Why Do we Detassel Corn?
I remember watching the 2021 Field of Dreams baseball game and hearing the announcer ask about the corn. He mentioned that it didn't look like sweet corn, and folks that is because it wasn't sweet corn. Less than 1% of the corn grown in Iowa is actually sweet corn. Majority of the corn we grow is Dent #2 field corn. Iowa is known as the corn state but less than 2% of our population is involved in producing that corn therefore it is not surprising that there would be questions.
Many people remember the good ol' days when they would lace up their boots, slap on a hat, and head out to the field for their summer job of detasseling. I had a fair goer stop by our booth and ask me if we still detassel by hand and if we detassel all corn.
Detasseling is the act of removing the pollen producing flowers, the tassel from the tops of the corn plant. It is a form of pollination control to increase variety potential by crossing or hybridizing two varieties of corn. Detasseling is only performed in seed corn fields. The corn that will be used for planting next growing season. Seed production is very highly monitored to guarantee seed purity and uniformity. Hybrid corn increases uniformity out in the field, it ensures the plants will pollinate and be ready for harvest all at the same time. Hybrid varieties also offer the opportunity for fast growing, drought tolerant and pest resistant characteristics.
Detasseling machines remove about 85 – 90% of the tassels in a field. Manual labor is then needed to finish the field. By hand, tassels are removed by grasping the base of the tassel, breaking it, then pulling it from the top of the corn plant.
Seed corn is planted in patterns or blocks of a 6:2 or 4:1 ratio; six female and two male rows or four female and one male row. We detassel the female rows. Corn plants have two separate flowers, the tassel makes the pollen and the ear of corn collects it. By detasseling the female rows, we are ensuring that the male rows pollinate all of the corn. This will create the future hybrid corn seeds that will yield high and have desirable environmental traits.
The start began around 1910 when corn breeders experimented with crossing two high yielding corn varieties. Researchers found that an inbred (genetically pure) line had potential to cross with more vigor but still high yields, by selecting the traits we desire we can improve corn genetics.

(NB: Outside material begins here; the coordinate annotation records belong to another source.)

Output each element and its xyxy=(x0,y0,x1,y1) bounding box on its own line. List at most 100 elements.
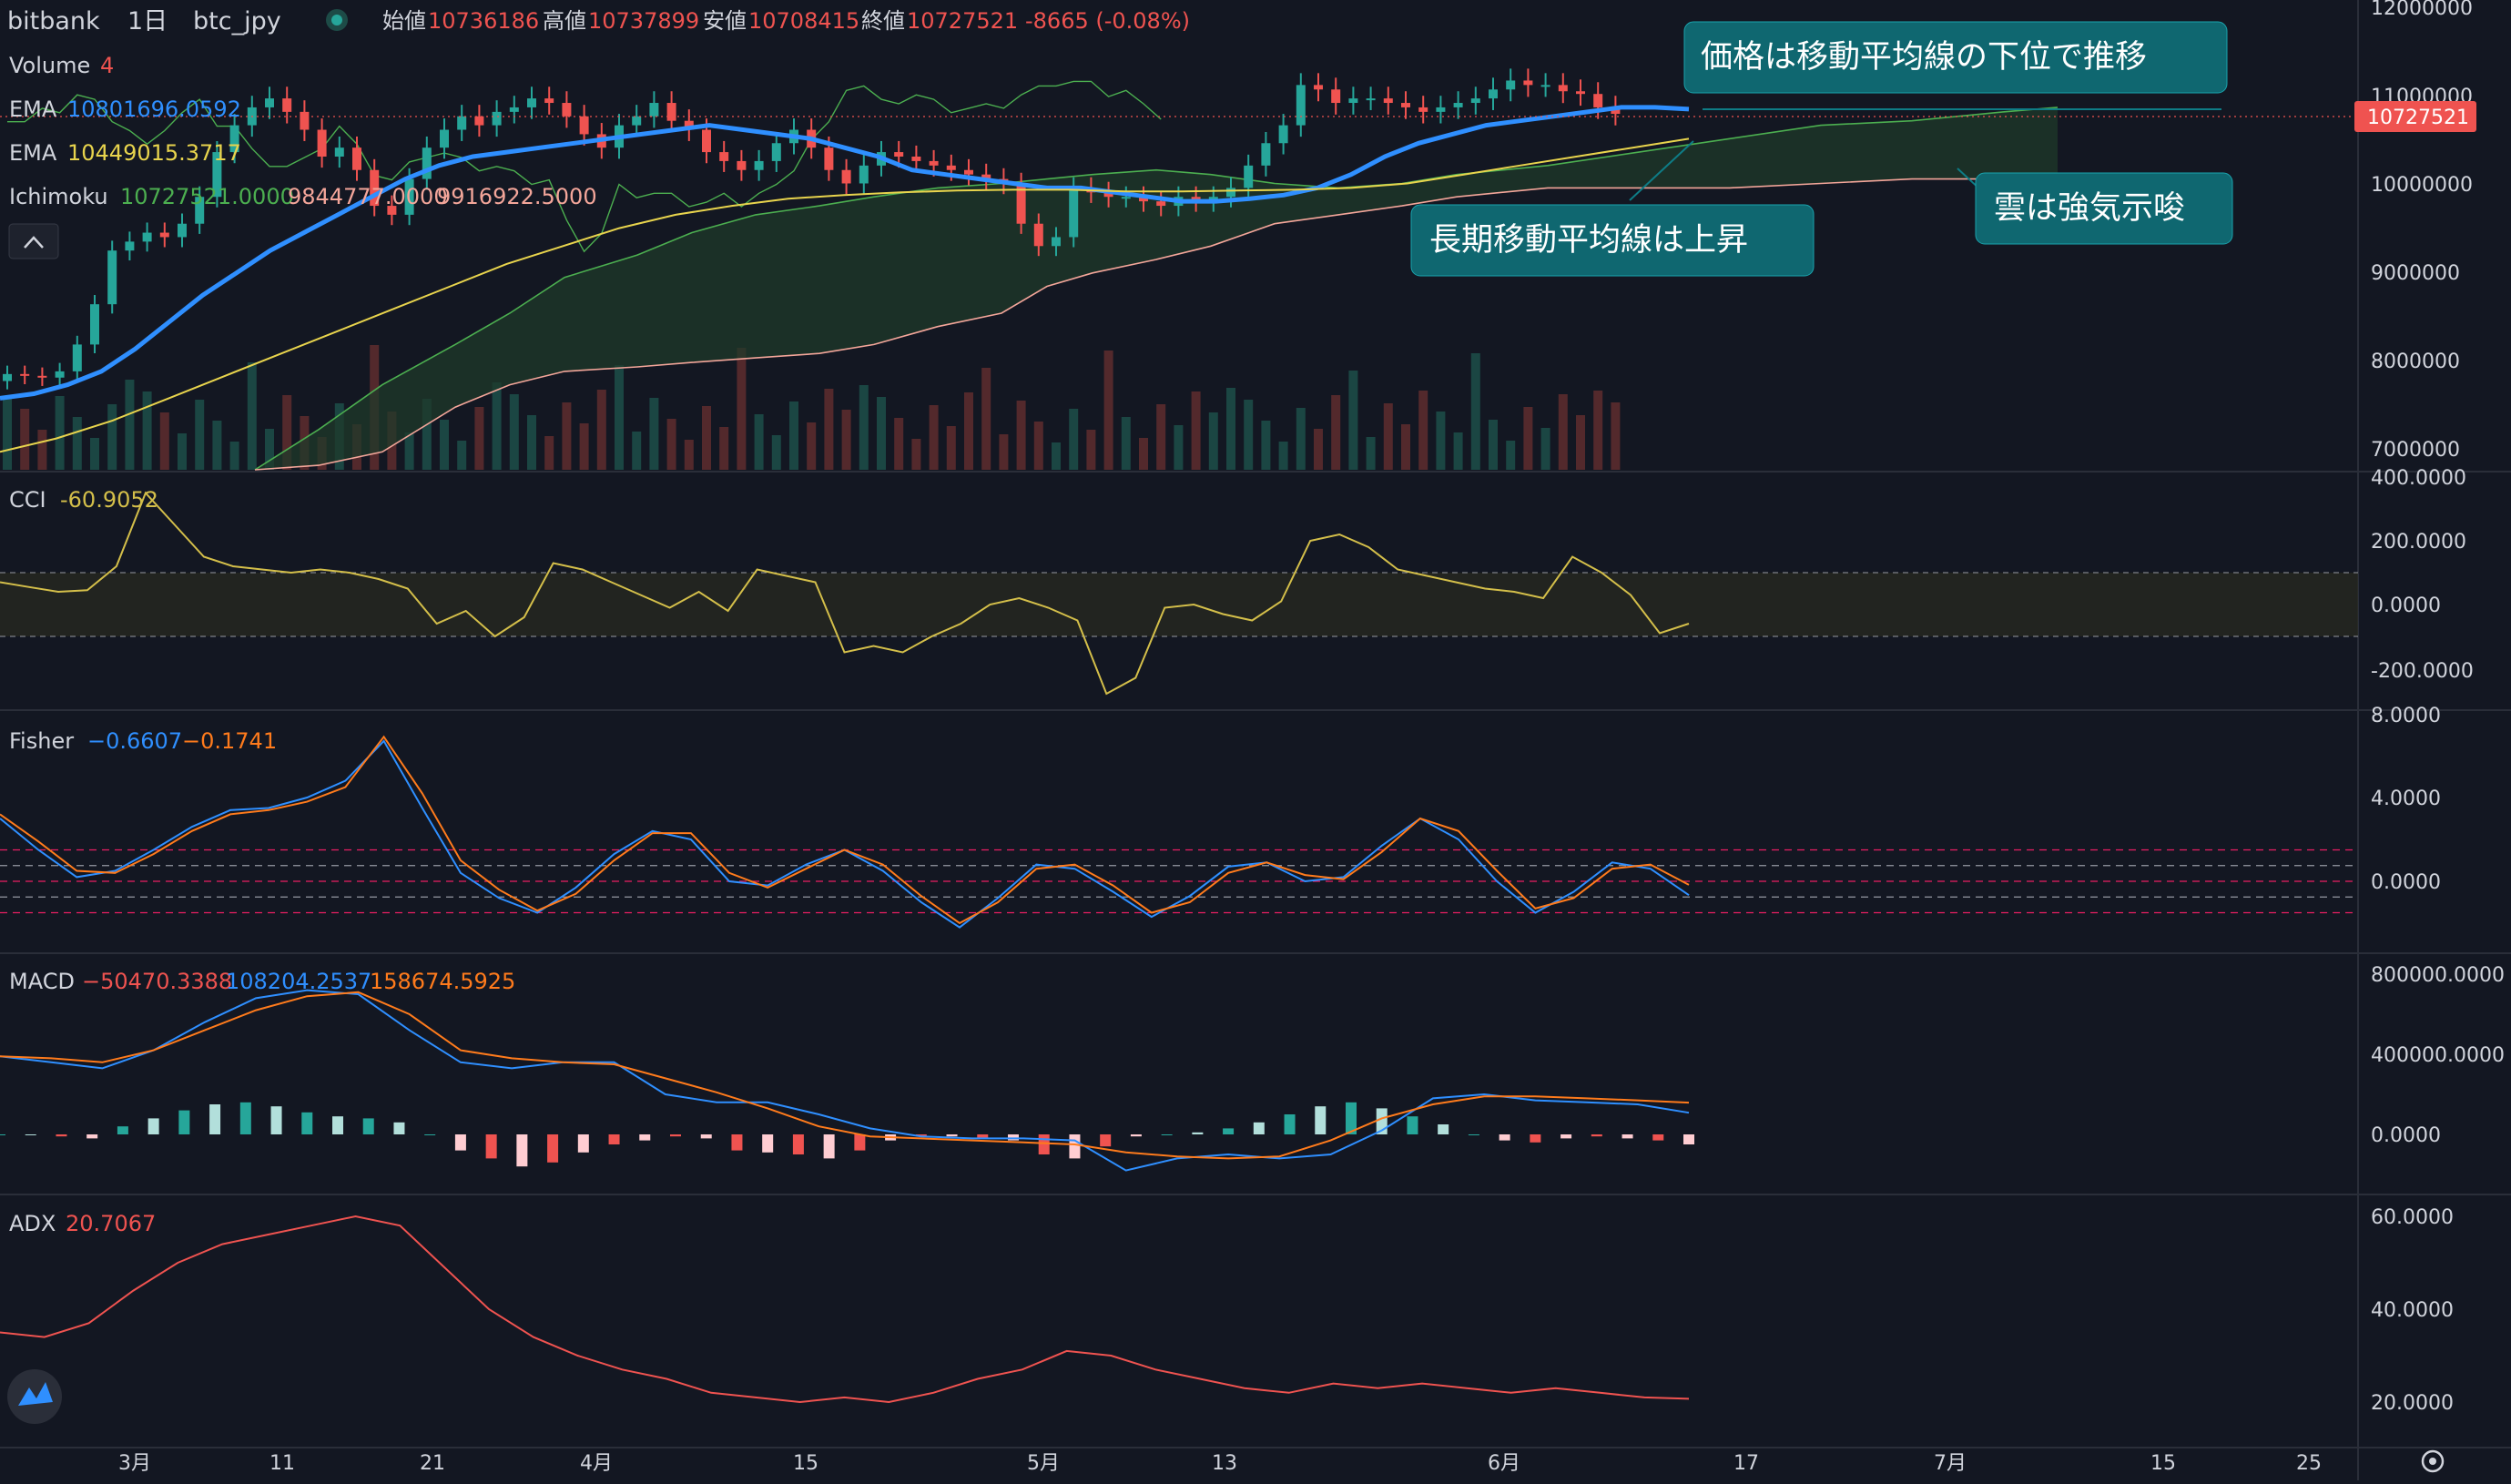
candle-body xyxy=(649,103,659,117)
time-axis-tick: 7月 xyxy=(1934,1452,1967,1475)
volume-bar xyxy=(1156,404,1166,470)
macd-histogram-bar xyxy=(301,1112,313,1134)
candle-body xyxy=(300,111,310,130)
symbol-label[interactable]: btc_jpy xyxy=(193,7,281,36)
macd-histogram-bar xyxy=(56,1134,67,1137)
interval-label[interactable]: 1日 xyxy=(127,7,168,36)
macd-histogram-bar xyxy=(209,1104,221,1134)
gear-center-icon xyxy=(2429,1458,2436,1465)
volume-bar xyxy=(282,395,292,470)
macd-histogram-bar xyxy=(454,1134,466,1151)
candle-body xyxy=(1436,107,1446,112)
candle-body xyxy=(737,160,747,170)
volume-bar xyxy=(265,429,274,470)
ema2-legend-name[interactable]: EMA xyxy=(9,140,57,166)
candle-body xyxy=(492,111,502,126)
macd-histogram-bar xyxy=(516,1134,528,1167)
macd-histogram-bar xyxy=(792,1134,804,1154)
annotation-long-ma-rising[interactable] xyxy=(1410,204,1815,277)
macd-line-1 xyxy=(0,989,1690,1172)
annotation-cloud-bullish[interactable] xyxy=(1975,172,2233,245)
volume-bar xyxy=(929,405,939,470)
collapse-legend-button[interactable] xyxy=(8,223,59,259)
volume-bar xyxy=(527,415,536,470)
volume-bar xyxy=(964,392,973,470)
macd-histogram-bar xyxy=(0,1134,5,1135)
volume-bar xyxy=(1244,400,1254,470)
macd-histogram-bar xyxy=(178,1110,190,1134)
volume-bar xyxy=(877,397,886,470)
price-axis-tick: 8000000 xyxy=(2371,351,2460,373)
volume-bar xyxy=(1401,424,1410,470)
candle-body xyxy=(1348,98,1358,104)
macd-histogram-bar xyxy=(239,1102,251,1134)
fisher-axis-tick: 8.0000 xyxy=(2371,705,2441,727)
volume-bar xyxy=(981,368,991,470)
macd-histogram-bar xyxy=(762,1134,774,1153)
gear-icon[interactable] xyxy=(2421,1449,2445,1473)
volume-bar xyxy=(3,397,12,470)
time-axis-tick: 15 xyxy=(793,1452,818,1475)
macd-histogram-bar xyxy=(700,1134,712,1139)
candle-body xyxy=(1226,188,1235,198)
ema2-legend-value: 10449015.3717 xyxy=(67,140,241,166)
candle-body xyxy=(72,344,82,371)
adx-legend-name[interactable]: ADX xyxy=(9,1211,56,1236)
macd-histogram-bar xyxy=(1284,1114,1296,1134)
volume-bar xyxy=(1069,409,1079,470)
macd-axis-tick: 0.0000 xyxy=(2371,1124,2441,1147)
candle-body xyxy=(1523,80,1533,86)
cci-axis-tick: 0.0000 xyxy=(2371,595,2441,617)
annotation-price-below-ma[interactable] xyxy=(1683,21,2228,94)
volume-bar xyxy=(1593,391,1603,470)
candle-body xyxy=(1366,98,1376,101)
volume-bar xyxy=(562,402,572,470)
volume-legend-name[interactable]: Volume xyxy=(9,53,90,78)
volume-bar xyxy=(20,409,30,470)
candle-body xyxy=(125,241,135,251)
price-axis-tick: 9000000 xyxy=(2371,262,2460,285)
ichimoku-leading-span-b xyxy=(254,178,2058,471)
volume-bar xyxy=(1453,432,1463,470)
price-axis-tick: 7000000 xyxy=(2371,439,2460,462)
ema-slow-line xyxy=(0,137,1690,453)
candle-body xyxy=(964,169,973,175)
macd-histogram-bar xyxy=(1192,1132,1204,1134)
volume-bar xyxy=(178,433,187,470)
ema1-legend-name[interactable]: EMA xyxy=(9,97,57,122)
volume-bar xyxy=(474,407,484,470)
candle-body xyxy=(352,147,361,170)
volume-bar xyxy=(1086,430,1096,470)
candle-body xyxy=(282,98,292,112)
volume-bar xyxy=(457,441,467,470)
candle-body xyxy=(457,116,467,130)
candle-body xyxy=(1383,98,1393,104)
candle-body xyxy=(771,143,781,161)
candle-body xyxy=(212,152,222,198)
close-label: 終値 xyxy=(861,8,905,34)
macd-histogram-bar xyxy=(1499,1134,1510,1141)
candle-body xyxy=(90,304,99,345)
candle-body xyxy=(178,223,187,238)
candle-body xyxy=(20,373,30,376)
macd-histogram-bar xyxy=(731,1134,743,1151)
volume-bar xyxy=(107,404,117,470)
volume-bar xyxy=(702,406,711,470)
status-dot-core-icon xyxy=(331,15,342,25)
macd-histogram-bar xyxy=(608,1134,620,1144)
fisher-legend-name[interactable]: Fisher xyxy=(9,728,74,754)
macd-legend-v1: −50470.3388 xyxy=(82,969,232,994)
ema-fast-line xyxy=(0,105,1690,401)
volume-bar xyxy=(195,400,205,470)
candle-body xyxy=(317,129,327,157)
volume-bar xyxy=(1470,353,1480,470)
price-axis-tick: 12000000 xyxy=(2371,0,2473,20)
macd-histogram-bar xyxy=(147,1118,159,1134)
volume-bar xyxy=(247,362,257,470)
candle-body xyxy=(1156,201,1166,207)
macd-histogram-bar xyxy=(1008,1134,1019,1141)
macd-legend-name[interactable]: MACD xyxy=(9,969,75,994)
ichimoku-legend-name[interactable]: Ichimoku xyxy=(9,184,108,209)
macd-axis-tick: 800000.0000 xyxy=(2371,964,2505,987)
cci-legend-name[interactable]: CCI xyxy=(9,487,46,513)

"Before hybrid seed corn, farmers would keep ears of corn that looked the best so they could use them to plant the next spring, but this took many years to see significant genetic improvements," according to Bob Nielsen, Extension corn specialist at Purdue University (Hybrid seed corn basics (farmprogress.com)). Only seed from the female parent is harvested to be sold as seed corn. Male rows are either destroyed after pollination is finished or are harvested separately, Nielsen says.
1933: Less than 1% of people planted hybrid corn
1944: Over 83% of people planted hybrid corn
Through my research, I found that the average detasseling jobs pay about 15.00 an hour. Detasseling is great for a high school or college student looking for summer work. The season is relatively short!